83 A.D.2d 550 | N.Y. App. Div. | 1981

In an action for a permanent injunction, plaintiff appeals from a judgment of the Supreme Court, Richmond County (Rubin, J.), dated August 25, 1980, which, after a nonjury trial, dismissed its complaint. Judgment affirmed, without costs or disbursements. The plaintiff homeowners’ association seeks an injunction to compel the defendants to restore their home to its original architectural design by removing two bay windows which the defendants constructed in place of the originals. The defendants never obtained permission to make the alterations as required by article 5 of a declaration of covenants, restrictions and agreements, which prohibits any change in architectural design without permission of the Village Greens Residents Association. Upon our review of the record, we find that the plaintiff’s complaint was properly dismissed. It is settled that not every violation of a restrictive agreement entitles an aggrieved party to equitable *551relief. (See Forstmann v Joray Holding Co., 244 NY 22.) The record here discloses that no alteration was made by the defendants which could legitimately be objectionable to the plaintiff or detrimental to its property.

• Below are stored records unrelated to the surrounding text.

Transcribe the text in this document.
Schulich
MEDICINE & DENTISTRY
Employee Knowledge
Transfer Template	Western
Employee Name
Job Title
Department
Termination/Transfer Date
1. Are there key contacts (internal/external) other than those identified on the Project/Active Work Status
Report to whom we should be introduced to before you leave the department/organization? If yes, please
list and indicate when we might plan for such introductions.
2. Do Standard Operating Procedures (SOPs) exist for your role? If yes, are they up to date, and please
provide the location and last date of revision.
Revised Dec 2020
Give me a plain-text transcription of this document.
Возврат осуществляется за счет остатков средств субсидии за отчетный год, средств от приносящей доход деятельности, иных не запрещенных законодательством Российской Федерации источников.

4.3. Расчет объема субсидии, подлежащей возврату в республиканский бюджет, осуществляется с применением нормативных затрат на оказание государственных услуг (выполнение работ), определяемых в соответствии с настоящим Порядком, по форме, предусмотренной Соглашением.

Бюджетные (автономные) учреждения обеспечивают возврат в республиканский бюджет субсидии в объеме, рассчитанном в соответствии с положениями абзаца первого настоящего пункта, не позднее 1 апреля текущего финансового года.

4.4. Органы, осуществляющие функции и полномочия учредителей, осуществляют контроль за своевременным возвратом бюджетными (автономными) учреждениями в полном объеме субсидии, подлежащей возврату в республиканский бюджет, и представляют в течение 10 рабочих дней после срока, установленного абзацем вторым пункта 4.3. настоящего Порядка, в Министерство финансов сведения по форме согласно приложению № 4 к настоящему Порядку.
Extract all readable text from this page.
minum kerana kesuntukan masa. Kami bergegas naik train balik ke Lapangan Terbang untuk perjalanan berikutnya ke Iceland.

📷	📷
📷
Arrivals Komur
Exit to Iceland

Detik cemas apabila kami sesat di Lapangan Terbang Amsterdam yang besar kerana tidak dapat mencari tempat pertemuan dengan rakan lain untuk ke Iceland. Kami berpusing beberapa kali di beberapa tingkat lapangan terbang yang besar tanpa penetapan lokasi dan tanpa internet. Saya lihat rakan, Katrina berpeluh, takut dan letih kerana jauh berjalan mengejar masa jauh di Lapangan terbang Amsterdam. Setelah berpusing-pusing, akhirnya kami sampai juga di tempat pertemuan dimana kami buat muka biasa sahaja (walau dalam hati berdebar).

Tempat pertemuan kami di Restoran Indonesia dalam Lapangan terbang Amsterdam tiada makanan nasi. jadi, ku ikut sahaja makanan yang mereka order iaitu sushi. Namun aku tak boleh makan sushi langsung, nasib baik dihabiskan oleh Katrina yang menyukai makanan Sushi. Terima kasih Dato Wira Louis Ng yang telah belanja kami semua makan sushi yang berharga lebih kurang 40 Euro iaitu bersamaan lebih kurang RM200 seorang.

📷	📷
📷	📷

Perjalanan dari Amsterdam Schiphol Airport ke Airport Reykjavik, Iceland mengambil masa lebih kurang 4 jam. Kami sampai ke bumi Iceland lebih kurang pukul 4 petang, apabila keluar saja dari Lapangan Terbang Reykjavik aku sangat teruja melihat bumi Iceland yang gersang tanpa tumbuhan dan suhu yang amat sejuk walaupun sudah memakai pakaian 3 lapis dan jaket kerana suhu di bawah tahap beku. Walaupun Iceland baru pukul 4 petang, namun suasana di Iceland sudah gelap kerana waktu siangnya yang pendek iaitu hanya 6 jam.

In contrast, compelling the defendants to comply with the restrictive covenant would involve considerable expenditure by the defendants with virtually no benefit to the plaintiff. (See Fanning v Grosfent, 58 AD2d 366.) Moreover, it is not without significance in this regard that the plaintiff chose not to institute this action for an injunction until some eight months after the completion of the bay windows. And, finally, in light of the plaintiff’s previous approval of other installations and alterations which detracted from the absolute uniformity of the development, it cannot now be contended that such uniformity is an inviolable interest. Under all the circumstances, therefore, we conclude that a permanent injunction should not issue. We note that we do not sanction the manner in which the defendants undertook the alteration without previous approval by the plaintiff. Nevertheless the equities herein compel affirmance. Mollen, P.J., Damiani, Gulotta and Cohalan, JJ., concur.